Pour peu que ces Européens se réveillent !".

ANTOINE-SERGE KARAMAOUN

"On voit plus clairement le chemin qu'il reste à parcourir pour que des rencontres de civilisations induites par la mondialisation, qu'elles s'expriment par le biais de l'Onu ou par des constructions comme le partenariat euro-méditerranéen, portent du fruit autrement que sur le plan des échanges de biens.
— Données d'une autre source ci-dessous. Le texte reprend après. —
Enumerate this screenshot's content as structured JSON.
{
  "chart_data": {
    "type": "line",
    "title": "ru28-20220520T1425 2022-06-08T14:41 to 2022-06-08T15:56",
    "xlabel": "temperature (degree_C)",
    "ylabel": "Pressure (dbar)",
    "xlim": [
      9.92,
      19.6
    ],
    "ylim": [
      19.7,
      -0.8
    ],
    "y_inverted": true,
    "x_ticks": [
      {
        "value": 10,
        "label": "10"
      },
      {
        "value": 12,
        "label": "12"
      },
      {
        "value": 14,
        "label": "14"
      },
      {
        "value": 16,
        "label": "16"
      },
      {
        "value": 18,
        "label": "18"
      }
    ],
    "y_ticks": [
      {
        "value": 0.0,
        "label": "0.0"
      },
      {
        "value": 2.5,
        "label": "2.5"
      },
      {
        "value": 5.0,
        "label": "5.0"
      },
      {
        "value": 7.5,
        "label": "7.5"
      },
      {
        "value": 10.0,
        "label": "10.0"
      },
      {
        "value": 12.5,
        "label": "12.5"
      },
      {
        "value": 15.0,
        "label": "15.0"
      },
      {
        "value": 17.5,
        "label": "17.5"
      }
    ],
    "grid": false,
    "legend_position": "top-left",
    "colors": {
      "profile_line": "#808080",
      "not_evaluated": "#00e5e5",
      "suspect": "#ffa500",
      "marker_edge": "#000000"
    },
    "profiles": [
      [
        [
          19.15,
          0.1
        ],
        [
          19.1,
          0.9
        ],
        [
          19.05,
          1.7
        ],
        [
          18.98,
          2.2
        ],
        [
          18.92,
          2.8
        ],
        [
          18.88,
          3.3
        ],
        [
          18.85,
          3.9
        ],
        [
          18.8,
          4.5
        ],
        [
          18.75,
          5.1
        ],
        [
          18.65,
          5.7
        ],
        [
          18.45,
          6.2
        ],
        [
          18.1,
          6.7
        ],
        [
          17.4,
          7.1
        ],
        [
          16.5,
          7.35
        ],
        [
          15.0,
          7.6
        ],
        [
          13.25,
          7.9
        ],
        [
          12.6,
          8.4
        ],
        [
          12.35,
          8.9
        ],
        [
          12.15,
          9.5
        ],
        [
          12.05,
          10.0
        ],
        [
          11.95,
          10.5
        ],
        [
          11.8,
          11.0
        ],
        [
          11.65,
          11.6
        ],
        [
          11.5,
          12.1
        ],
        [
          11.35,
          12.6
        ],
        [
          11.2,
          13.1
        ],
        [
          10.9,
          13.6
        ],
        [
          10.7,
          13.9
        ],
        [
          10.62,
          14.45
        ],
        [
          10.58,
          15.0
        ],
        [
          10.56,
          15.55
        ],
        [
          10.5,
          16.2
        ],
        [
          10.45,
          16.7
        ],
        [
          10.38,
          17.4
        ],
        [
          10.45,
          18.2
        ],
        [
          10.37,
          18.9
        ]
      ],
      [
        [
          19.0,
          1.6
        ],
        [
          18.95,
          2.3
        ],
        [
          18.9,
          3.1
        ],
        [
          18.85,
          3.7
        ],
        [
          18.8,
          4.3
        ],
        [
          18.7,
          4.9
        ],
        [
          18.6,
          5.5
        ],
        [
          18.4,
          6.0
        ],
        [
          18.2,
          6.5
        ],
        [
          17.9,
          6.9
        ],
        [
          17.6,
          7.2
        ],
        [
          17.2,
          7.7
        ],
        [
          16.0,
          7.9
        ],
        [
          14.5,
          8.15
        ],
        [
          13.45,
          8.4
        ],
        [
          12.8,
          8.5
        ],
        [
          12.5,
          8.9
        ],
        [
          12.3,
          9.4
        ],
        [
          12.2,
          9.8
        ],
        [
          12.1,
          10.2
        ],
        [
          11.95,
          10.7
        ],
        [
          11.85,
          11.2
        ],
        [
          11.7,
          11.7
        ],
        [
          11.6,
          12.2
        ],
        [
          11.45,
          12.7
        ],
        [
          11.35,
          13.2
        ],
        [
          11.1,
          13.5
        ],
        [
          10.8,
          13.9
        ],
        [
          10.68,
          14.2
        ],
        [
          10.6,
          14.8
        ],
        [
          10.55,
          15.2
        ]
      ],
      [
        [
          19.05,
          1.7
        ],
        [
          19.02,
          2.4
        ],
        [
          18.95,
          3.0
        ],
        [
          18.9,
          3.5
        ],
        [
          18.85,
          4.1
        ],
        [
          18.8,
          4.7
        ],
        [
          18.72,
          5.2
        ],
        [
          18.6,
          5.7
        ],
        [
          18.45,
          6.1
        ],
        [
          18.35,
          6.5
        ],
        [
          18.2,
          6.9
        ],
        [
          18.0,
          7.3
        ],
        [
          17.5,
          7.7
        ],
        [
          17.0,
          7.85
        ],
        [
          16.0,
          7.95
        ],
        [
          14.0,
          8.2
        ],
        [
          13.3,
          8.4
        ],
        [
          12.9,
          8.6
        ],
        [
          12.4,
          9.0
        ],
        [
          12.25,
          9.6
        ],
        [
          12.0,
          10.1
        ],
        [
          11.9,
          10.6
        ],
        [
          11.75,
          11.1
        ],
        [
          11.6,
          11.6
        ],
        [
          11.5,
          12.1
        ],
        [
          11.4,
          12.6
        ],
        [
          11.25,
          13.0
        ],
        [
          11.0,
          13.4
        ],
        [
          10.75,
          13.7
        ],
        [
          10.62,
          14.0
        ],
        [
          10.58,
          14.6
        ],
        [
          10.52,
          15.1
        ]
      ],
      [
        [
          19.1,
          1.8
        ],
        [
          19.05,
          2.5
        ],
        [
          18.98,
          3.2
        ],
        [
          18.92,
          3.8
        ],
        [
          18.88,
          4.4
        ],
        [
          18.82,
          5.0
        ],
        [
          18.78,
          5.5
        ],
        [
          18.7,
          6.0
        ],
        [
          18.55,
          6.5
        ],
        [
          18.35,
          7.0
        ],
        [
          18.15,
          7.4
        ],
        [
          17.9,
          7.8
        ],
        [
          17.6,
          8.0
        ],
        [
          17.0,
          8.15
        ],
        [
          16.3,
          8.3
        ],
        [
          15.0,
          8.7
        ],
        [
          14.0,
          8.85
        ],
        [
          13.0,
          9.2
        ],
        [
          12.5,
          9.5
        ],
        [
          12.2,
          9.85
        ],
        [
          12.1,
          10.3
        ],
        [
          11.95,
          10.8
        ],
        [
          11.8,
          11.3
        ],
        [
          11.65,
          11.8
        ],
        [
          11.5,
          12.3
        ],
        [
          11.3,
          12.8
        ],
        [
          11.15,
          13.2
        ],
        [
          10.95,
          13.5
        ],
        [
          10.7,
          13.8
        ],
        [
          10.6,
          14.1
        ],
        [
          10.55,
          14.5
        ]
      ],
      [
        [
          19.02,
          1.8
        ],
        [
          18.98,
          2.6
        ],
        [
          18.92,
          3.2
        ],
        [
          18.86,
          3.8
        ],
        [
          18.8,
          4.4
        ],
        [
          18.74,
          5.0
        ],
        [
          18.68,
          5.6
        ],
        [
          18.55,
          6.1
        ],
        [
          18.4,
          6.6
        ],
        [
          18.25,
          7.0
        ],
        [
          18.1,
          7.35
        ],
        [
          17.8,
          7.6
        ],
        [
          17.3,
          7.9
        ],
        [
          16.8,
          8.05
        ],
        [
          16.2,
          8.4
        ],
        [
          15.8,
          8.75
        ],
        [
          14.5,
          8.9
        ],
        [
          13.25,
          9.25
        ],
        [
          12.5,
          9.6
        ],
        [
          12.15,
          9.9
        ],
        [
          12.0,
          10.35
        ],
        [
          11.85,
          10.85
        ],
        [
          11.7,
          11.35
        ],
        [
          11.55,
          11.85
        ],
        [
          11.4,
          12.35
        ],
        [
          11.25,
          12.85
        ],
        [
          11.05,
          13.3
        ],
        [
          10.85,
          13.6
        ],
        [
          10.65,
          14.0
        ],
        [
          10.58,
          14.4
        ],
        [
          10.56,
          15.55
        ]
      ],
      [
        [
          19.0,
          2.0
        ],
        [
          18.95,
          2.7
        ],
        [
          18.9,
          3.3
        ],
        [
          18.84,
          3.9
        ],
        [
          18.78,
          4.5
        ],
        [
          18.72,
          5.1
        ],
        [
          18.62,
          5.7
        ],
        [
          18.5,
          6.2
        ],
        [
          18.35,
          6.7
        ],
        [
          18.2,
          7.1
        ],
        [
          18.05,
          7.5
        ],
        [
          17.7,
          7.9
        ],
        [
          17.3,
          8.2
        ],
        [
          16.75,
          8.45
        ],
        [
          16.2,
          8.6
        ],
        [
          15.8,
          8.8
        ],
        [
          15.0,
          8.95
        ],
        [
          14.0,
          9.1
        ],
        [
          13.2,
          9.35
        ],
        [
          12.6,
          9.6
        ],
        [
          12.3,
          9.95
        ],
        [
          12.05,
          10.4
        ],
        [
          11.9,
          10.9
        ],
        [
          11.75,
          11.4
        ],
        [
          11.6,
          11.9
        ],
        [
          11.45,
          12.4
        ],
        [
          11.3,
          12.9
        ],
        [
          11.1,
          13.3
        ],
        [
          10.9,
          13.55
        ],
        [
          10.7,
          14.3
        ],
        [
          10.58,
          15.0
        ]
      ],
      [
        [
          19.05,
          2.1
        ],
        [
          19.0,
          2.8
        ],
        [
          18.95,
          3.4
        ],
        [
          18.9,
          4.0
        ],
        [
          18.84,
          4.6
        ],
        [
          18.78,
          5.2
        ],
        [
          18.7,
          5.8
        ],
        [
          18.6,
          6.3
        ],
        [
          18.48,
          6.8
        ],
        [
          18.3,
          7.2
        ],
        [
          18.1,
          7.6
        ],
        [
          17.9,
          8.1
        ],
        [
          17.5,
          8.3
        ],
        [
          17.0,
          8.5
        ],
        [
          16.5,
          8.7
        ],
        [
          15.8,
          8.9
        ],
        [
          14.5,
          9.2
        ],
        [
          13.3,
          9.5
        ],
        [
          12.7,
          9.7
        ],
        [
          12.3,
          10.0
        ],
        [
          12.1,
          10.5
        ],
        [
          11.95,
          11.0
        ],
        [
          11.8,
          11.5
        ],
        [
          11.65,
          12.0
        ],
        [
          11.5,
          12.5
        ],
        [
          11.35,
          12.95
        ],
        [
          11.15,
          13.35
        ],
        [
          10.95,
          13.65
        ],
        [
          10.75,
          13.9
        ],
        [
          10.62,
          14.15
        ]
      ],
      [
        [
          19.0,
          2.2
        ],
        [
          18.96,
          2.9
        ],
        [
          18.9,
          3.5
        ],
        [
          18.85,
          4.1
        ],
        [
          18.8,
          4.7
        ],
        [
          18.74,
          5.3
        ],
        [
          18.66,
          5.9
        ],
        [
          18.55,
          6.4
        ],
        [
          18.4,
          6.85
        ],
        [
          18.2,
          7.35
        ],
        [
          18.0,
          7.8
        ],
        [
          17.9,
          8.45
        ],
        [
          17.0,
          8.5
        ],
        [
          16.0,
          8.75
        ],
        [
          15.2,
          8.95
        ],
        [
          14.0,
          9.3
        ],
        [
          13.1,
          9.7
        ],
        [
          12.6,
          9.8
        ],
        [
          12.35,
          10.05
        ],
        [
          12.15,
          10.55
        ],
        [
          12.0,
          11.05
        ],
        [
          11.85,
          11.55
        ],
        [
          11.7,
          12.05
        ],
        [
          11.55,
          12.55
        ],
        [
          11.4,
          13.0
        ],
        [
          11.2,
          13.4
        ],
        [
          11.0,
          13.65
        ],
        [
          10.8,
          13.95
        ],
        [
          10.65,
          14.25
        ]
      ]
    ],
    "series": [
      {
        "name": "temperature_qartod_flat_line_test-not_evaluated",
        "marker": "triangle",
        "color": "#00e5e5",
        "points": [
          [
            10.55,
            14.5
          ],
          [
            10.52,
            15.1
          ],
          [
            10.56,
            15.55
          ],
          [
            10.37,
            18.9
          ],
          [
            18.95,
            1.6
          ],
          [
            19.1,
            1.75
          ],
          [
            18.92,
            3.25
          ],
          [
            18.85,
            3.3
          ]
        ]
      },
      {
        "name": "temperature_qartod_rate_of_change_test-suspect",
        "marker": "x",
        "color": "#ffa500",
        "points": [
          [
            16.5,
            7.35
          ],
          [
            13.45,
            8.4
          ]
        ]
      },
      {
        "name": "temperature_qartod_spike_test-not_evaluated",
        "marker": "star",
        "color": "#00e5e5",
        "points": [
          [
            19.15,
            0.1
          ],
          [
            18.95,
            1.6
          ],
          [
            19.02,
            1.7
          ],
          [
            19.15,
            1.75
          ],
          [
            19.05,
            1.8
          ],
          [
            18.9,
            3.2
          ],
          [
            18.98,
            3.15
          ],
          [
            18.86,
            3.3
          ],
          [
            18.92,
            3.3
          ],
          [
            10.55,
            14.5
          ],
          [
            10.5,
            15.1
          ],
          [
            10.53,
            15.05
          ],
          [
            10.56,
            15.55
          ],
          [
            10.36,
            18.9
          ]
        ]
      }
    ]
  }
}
Pour qu'elles deviennent facteur d'échanges humains, voire d'échange de valeurs, ces constructions, ces partenariats doivent encore évoluer sur le plan égalitaire : sur le plan de l'équilibre Nord-Sud....
Qu'est-ce qui manque au partenariat euro- méditerranéen pour fleurir, se demande-t-on parfois ? Réponse : une Moindre inégalité entre Nord-Riche et Sud-Pauvre, des représentations convergentes de développement équitable.
Sur ce plan particulier, la réponse au désordre contemporain ne peut être elle-même que si elle est de nature plus égalitaire et doit donc venir avant tout du Nord-Riche lui-même !
Encore faudra-t-il que ce Nord-Riche cesse de piller ce Sud-Pauvre, le privant ainsi de ses Richesses Naturelles !".